Maça geçelim… İBB karşılaşmaya o kadar hızlı başladı ki, ilk molaya kadarki ortalama hücum süresi 11,5 saniye idi. Açıkçası bu tempo, Trabzonspor’un da yabancı olduğu bir şey değildi. Yüksek skorlu bir maçın bizi beklediğinin işaretleri veriliyordu. Savunmada vidaları biraz sıkan, topun kıymetini bilen öne geçecekti.
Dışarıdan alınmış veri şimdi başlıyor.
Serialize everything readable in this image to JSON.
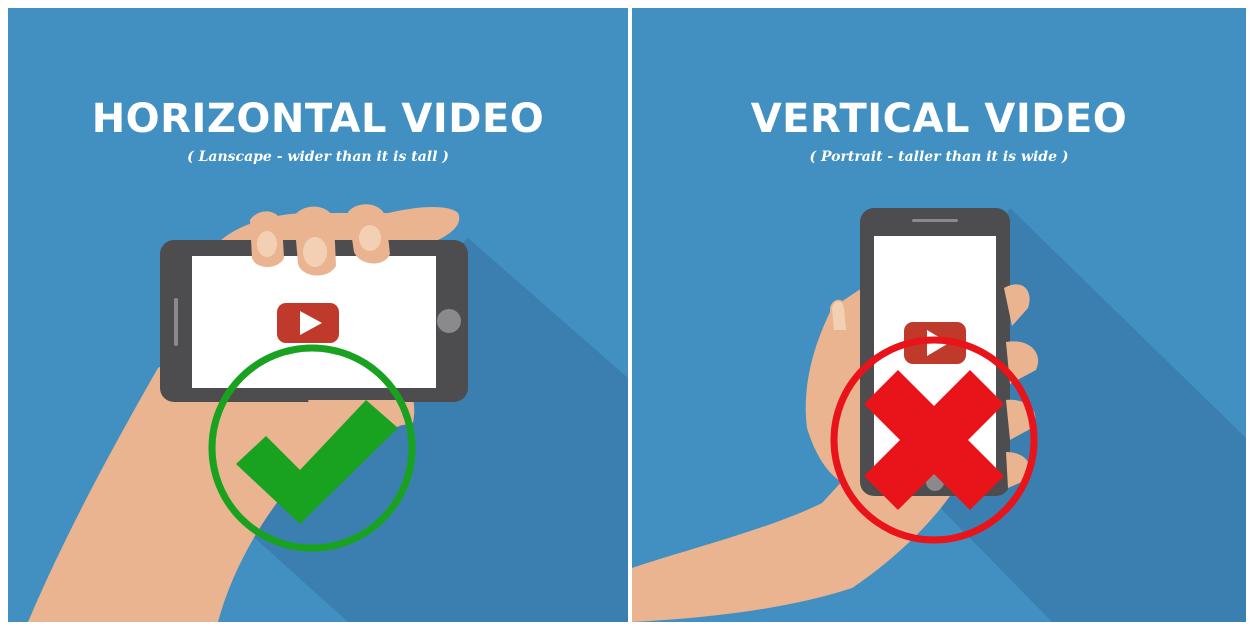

Trabzonspor maça Eldridge ve Green’in elinden bulduğu üçlüklerle girdi. Yine bir şut yağmuru beklerken İBB’nin yumuşak savunmasını her penetrede delen Vasiliauskas Paul Harris’i boyalı alanda besledi. Pivotumuz Deniz’in eline hücumda ilk kez değdiğinde, ilk çeyreğin yarısı geride kalmıştı. Dominant pivotlara sahip olmasak da boyalı alandan epey skor üreteceğimiz aşikârdı. Buna ikinci çeyrekte Alper’in Obekpa’ya yaptığı asistte tekrar tanık olduk. Pota altı aktifliğimiz, İBB’de Buckner’ın olmamasıyla ne derece açıklanabilir? İBB hafta içinde Romanya’da Cluj’a kaybederken rakip pivot O. Barro da Obekpa’nınkine benzer bir performans göstermişti, Buckner’ın oynamasına rağmen. Zaten Buckner ne sert ne de ribaunt özellikleri olan biz uzun. Ve İBB, dün akşamki maça kadar rakiplerinin iki sayılık atışlarına 56% ile izin veriyordu. Kısacası, içeride zaten sıkıntılıydılar.
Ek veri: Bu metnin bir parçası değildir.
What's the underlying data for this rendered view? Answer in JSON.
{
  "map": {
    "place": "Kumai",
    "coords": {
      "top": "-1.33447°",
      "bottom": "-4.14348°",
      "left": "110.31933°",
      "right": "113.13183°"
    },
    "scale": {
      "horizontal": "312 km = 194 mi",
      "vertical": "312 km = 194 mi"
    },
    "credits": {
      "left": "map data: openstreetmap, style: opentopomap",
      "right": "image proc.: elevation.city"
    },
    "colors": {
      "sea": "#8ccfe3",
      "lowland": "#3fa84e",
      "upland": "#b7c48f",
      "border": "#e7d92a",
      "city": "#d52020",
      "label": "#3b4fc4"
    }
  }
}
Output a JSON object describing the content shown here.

Boyalı alanda biraz üretken olunca dış şut katkısının önemi de ortaya çıktı. Bu sezonki en az üç sayılık isabet (10) bulduğumuz maçtı İBB karşılaşması. Buna rağmen kazandık. İşte bu noktayı iyi analiz etmek lazım. Mesela haftalardır dikkat çektiğimiz, ucuz / kolay faulleri yapmadık, İBB’yi 14 defa çizgiye gönderdik (Önceki dört maçta ortalama 23 defa faul atmıştı rakiplerimiz). Ve çembere gidince biz faul çıkardık. Faullerden daha önce 13 sayılık katkı alırken dünkü karşılaşmada 23 sayı bulduk.
Üçüncü çeyreğin başı, maçın bize geldiği bölümdü. Hani yazının başında “vidaları biraz sıkan öne geçecekti” demiştim ya, soyunma odasından iyi dönen taraf bizdik. İkinci çeyreği tamamen kenarda oturarak geçiren Eldridge’in agresif savunması karşısında İBB arka arkaya beş hücumdan boş döndü ve hızlı hücumlarla 12-0’lık seriyle farkı 21’e çıkardık.
Son çeyrekte ise İBB’nin baskısına karşı zorlandık. Özellikle Vasiliauskas kenardayken top getirmede sıkıntılar yaşadık.
Gelelim Koç Markovski’nin değişik tercihlerine… “Son çeyrekte dört numarada Harris, beş numarada Green’i neden kullandık? Maçın başında Vasiliauskas ritim bulmuşken neden kenara geldi? Obekpa ilk kez faul sorunu yaşamamışken ve rakibe ters gelmişken niçin benche çağrıldı?” gibi soruların cevabını merak ediyorum. Çünkü bu tercihler sayesinde İBB oyuna tutundu. Yani bize faydası olmayan bu hamlelerle koç neyi amaçladı? Keşke maç sonraları her salondan gelen koç açıklamaları Hayri Gür’den de gelse… Sanırım tek bir basın mensubu bile o toplantılara katılmıyor!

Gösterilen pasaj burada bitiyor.